Seduced by a warming sun, G-Pop drifts into the arms of a gentle sleep. He dreams–a vision of a scantily clad, ragged man, racing from a burning woodlands–frantic, screaming as he nears.

Follow the angry man

He seems to have a plan

“Who is he?” demanded G-Pop.

Like a burning star

He’ll take you very far

“What’s the plan?”

The frenetic announcer arrives, stopping short of overtaking G-Pop. He nervously bounces from one foot to another, continuing his proclamation.

Listen to his voice

Make the raging choice

She is a liar

Send her to the fire

“Who is she?” inquired G-Pop.

Trust his common way

Listen to what they say

What the hell

He lets us yell

Oh heavenly elation

He can save our nation

But boys need toys

To get their joys

“Who are the boys?”

The man grows weaker, slumping to his knees, but continues his speech.

He isn’t the son of meek

He is what you seek

“Where does he come from?” pleaded G-Pop.

He laughs at the truth

Offering no lasting proof

“I need truth.”

You are his child

Needy and so mild

“I am not a child,” objected G-Pop.

Counting your vote

Not the sheep, choose the goat

The stranger collapsed into a heap of exhaustion. G-Pop knelt by his side and said, “I am so confused.”

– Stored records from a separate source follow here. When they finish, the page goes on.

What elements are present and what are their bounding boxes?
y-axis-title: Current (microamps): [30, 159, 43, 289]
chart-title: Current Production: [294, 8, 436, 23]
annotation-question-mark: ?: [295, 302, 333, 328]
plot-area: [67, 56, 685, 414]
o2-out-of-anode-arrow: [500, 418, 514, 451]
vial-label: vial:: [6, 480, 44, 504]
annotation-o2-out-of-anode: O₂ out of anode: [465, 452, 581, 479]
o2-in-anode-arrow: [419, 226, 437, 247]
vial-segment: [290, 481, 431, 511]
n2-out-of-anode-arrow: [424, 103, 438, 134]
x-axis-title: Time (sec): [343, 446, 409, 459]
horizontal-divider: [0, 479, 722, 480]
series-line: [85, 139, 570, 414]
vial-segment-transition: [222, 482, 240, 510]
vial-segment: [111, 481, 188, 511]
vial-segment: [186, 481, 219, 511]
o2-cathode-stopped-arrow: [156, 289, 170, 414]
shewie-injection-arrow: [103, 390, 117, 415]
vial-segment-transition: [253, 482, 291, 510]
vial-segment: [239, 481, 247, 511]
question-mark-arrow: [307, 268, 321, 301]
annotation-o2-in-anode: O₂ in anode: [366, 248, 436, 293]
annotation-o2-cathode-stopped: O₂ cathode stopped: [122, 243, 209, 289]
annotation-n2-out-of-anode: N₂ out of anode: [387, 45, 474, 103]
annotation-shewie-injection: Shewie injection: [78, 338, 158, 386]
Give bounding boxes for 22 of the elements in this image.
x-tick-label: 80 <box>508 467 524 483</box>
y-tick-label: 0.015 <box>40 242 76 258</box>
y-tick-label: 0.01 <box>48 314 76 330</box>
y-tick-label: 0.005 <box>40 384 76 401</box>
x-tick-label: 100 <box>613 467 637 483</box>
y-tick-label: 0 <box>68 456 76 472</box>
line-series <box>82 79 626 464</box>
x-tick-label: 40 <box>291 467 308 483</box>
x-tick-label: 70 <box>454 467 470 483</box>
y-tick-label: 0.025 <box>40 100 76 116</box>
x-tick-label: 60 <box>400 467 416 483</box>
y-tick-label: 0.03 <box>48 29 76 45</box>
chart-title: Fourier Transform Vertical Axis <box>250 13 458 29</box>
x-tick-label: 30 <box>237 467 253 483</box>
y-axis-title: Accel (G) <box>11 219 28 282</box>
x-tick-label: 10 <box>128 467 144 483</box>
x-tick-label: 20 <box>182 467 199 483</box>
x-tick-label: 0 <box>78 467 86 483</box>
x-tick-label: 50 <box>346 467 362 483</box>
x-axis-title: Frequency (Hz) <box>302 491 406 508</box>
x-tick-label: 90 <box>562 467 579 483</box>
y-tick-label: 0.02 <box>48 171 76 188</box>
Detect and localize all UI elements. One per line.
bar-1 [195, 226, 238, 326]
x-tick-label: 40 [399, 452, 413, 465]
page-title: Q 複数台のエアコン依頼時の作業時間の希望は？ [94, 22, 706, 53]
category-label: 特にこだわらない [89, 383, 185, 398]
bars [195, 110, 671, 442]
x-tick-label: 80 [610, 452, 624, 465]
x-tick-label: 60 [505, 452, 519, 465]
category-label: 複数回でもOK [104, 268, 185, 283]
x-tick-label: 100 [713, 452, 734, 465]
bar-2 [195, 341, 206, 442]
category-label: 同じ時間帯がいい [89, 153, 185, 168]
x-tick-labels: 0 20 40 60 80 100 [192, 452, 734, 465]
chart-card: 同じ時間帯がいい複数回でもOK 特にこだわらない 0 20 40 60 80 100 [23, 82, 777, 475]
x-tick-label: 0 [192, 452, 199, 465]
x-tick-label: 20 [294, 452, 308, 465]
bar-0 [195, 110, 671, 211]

Breathlessly the depleted soul answered.

He is more exciting

He is ready for fighting

“I hate war.”

You need his power

For such an hour

Come join him in his tower

Suddenly the intruder melted into a puddle of oily slime. G-Pop lurched back in horror and said:

“I have to go.

This scares me.

I want to feel good.

I want to do good.

I want to love again.”

All at once, G-Pop was released from his dream … to awaken to the nightmare.